Testing a new class of speedy computer
Our digital age is all about bits, those precise ones and zeros that are the stuff of modern computer code.
But a powerful new type of computer that is about to be commercially deployed by a major US military contractor is taking computing into the strange, subatomic realm of quantum mechanics. In that infinitesimal neighbourhood, common sense logic no longer seems to apply. A one can be a one, or it can be a one and a zero and everything in between – all at the same time. It sounds preposterous, particularly to those familiar with the yes/no world of conventional computing. But academic researchers and scientists at companies like Microsoft, IBM and Hewlett-Packard have been working to develop quantum computers.
Now, Lockheed Martin – which bought an early version of such a computer from the Canadian company D-Wave Systems two years ago – is confident enough in the technology to upgrade it to commercial scale, becoming the first company to use quantum computing as part of its business.
Skeptics say that D-Wave has yet to prove to outside scientists that it has solved the myriad challenges involved in quantum computation. But if it performs as Lockheed and D-Wave expect, the design could be used to supercharge even the most powerful systems, solving some science and business problems millions of times faster than can be done today.
Ray Johnson, Lockheed’s chief technical officer, said his company would use the quantum computer to create and test complex radar, space and aircraft systems. It could be possible, for example, to tell instantly how the millions of lines of software running a network of satellites would react to a solar burst or a pulse from a nuclear explosion – something that can now take weeks, if ever, to determine.
Many others could find applications for D-Wave’s computers. Cancer researchers see a potential to move rapidly through vast amounts of genetic data. The technology could also be used to determine the behaviour of proteins in the human genome, a bigger and tougher problem than sequencing the genome.
Quantum computing is so much faster than traditional computing because of the unusual properties of particles at the smallest level. Instead of the precision of ones and zeros that have been used to represent data since the earliest days of computers, quantum computing relies on the fact that subatomic particles inhabit a range of states. Different relationships among the particles may coexist, as well. Those probable states can be narrowed to determine an optimal outcome among a near-infinitude of possibilities, which allows certain types of problems to be solved rapidly.
D-Wave, a 12-year-old company based in Vancouver, has received investments from Jeff Bezos, the founder of Amazon.com, as well as from the investment bank Goldman Sachs and from In-Q-Tel. “What we’re doing is a parallel development to the kind of computing we’ve had for the past 70 years,” said Vern Brownell, D-Wave’s chief executive.
D-Wave, and the broader vision of quantum-supercharged computing, is not without its critics.
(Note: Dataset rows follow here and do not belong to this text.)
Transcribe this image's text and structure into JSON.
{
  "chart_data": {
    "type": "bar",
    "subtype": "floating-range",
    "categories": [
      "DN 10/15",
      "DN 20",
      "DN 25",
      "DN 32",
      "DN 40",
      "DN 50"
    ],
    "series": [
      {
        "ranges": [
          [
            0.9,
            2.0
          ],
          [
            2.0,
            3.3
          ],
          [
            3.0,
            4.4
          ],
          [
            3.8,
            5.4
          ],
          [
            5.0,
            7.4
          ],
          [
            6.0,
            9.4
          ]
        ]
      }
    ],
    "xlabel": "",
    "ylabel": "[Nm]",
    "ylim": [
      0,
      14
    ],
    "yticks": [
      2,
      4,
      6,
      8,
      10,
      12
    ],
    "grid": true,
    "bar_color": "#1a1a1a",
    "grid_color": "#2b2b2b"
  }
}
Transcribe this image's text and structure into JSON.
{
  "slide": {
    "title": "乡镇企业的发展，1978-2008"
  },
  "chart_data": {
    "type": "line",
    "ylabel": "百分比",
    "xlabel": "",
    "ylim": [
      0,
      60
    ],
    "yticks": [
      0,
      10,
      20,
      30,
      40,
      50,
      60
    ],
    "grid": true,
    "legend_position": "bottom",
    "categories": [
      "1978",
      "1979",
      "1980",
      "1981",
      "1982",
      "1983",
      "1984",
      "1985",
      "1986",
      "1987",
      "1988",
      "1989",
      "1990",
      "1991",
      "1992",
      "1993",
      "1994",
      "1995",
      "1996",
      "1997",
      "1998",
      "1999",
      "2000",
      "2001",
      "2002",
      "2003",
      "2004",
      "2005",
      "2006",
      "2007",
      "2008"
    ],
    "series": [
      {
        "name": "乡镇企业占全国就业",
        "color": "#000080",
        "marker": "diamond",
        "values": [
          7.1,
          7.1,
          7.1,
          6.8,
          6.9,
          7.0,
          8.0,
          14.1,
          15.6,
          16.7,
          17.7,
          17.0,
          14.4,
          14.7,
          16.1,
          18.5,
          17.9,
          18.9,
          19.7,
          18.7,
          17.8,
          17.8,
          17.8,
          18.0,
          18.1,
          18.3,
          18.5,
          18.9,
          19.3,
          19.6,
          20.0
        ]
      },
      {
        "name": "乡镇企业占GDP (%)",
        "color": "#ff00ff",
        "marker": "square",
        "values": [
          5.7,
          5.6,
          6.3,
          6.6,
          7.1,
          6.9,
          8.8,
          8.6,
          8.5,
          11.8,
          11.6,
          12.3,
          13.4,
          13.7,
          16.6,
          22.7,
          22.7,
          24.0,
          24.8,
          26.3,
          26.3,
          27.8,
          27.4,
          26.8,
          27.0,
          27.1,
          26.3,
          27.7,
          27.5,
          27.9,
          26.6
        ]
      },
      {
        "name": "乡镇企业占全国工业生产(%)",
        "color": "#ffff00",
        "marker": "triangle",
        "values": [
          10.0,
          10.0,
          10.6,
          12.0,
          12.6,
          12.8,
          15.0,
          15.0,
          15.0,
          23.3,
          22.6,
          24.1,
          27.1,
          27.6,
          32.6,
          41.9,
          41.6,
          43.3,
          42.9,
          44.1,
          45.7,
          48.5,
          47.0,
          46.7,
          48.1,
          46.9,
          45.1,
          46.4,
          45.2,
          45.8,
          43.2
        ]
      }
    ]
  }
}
Much of the criticism stems from D-Wave’s own claims in 2007, later withdrawn, that it would produce a commercial quantum computer within a year. “There’s no reason quantum computing shouldn’t be possible, but people talked about heavier-than-air flight for a long time before the Wright brothers solved the problem,” said Scott Aaronson, a professor of computer science at the Massachusetts Institute of Technology. D-Wave, he said, “has said things in the past that were just ridiculous, things that give you very little confidence.”
Quantum computing has been a goal of researchers for more than three decades, but it has proved remarkably difficult to achieve. The idea has been to exploit a property of matter in a quantum state known as superposition, which makes it possible for the basic elements of a quantum computer, known as qubits, to hold a vast array of values simultaneously.
There are a variety of ways scientists create the conditions needed to achieve superposition as well as a second quantum state known as entanglement, which are both necessary for quantum computing. Researchers have suspended ions in magnetic fields, trapped photons or manipulated phosphorus atoms in silicon. The D-Wave computer that Lockheed has bought uses a different mathematical approach than competing efforts. In the D-Wave system, a quantum computing processor, made from a lattice of tiny superconducting wires, is chilled close to absolute zero. It is then programmed by loading a set of mathematical equations into the lattice.
The processor then moves through a near-infinity of possibilities to determine the lowest energy required to form those relationships. That state, seen as the optimal outcome, is the answer.
The approach, which is known as adiabatic quantum computing, has been shown to have promise in applications like calculating protein folding, and D-Wave’s designers said it could potentially be used to evaluate complicated financial strategies or vast logistics problems.